Medicine does not work like traffic. There is no reason for a human to care whether the other car is being driven by a machine.

Medicine is existential. The job of a doctor is not to look at data, give a diagnosis and leave. A crucial function of practicing doctors is communication and human interaction with their patients.

When your life is on the line (and frankly, even if it isn't), you do not want to talk to an LLM. At minimum you expect that another human can explain to you what is wrong with you and what options there are for you.

You often don't speak to the radiologist anyway. Lots of radiologist work remotely and don't meet and speak with every patient.

There's some sort of category error here. Not every doctor is that type of doctor. A radiologist could be a remote interpretation service staffed by humans or by AI, just as sending off blood for a blood test is done in a laboratory.

> There is no reason for a human to care whether the other car is being driven by a machine.

What? If I don't trust the machine or the software running it, absolutely I do, if I have to share the road with that car, as its mistakes are quite capable of killing me.

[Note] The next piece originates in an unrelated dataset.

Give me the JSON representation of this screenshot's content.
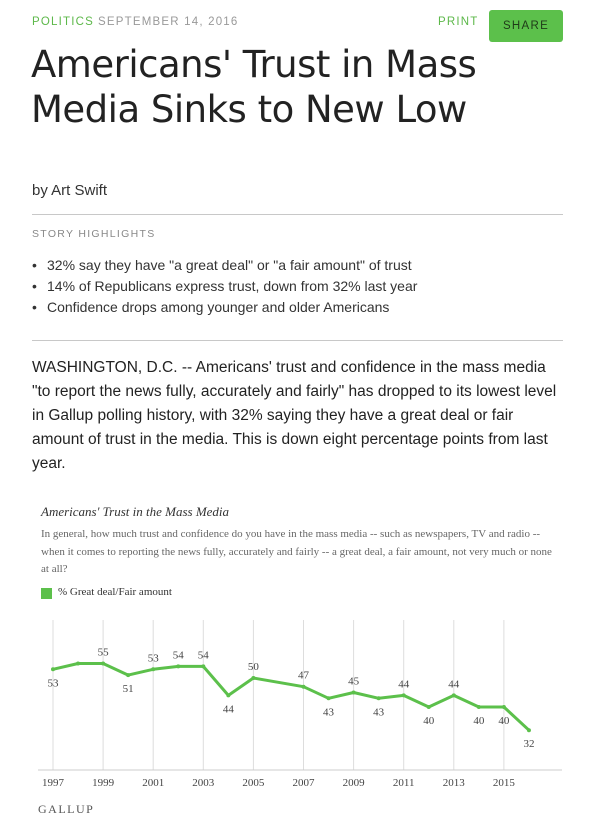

(Yes, I can die in other accidents too. But saying "there's no reason for me to care if the cars around me are filled with people sleeping while FSD tries to solve driving" is not accurate.)

So, you need a moral support human? Like a big plushie, but more alive?

You know, for most humans, empathy is a thing; all the more so when facing known or suspected health situations. Good on those who have transcended that need. I guess.

What is the point of the snark? If you are going to find out that you are dying within a year, do you want to get that as an E-Mail?

The point is: I don't see "emotional support" as a vital part of the job of a radiologist.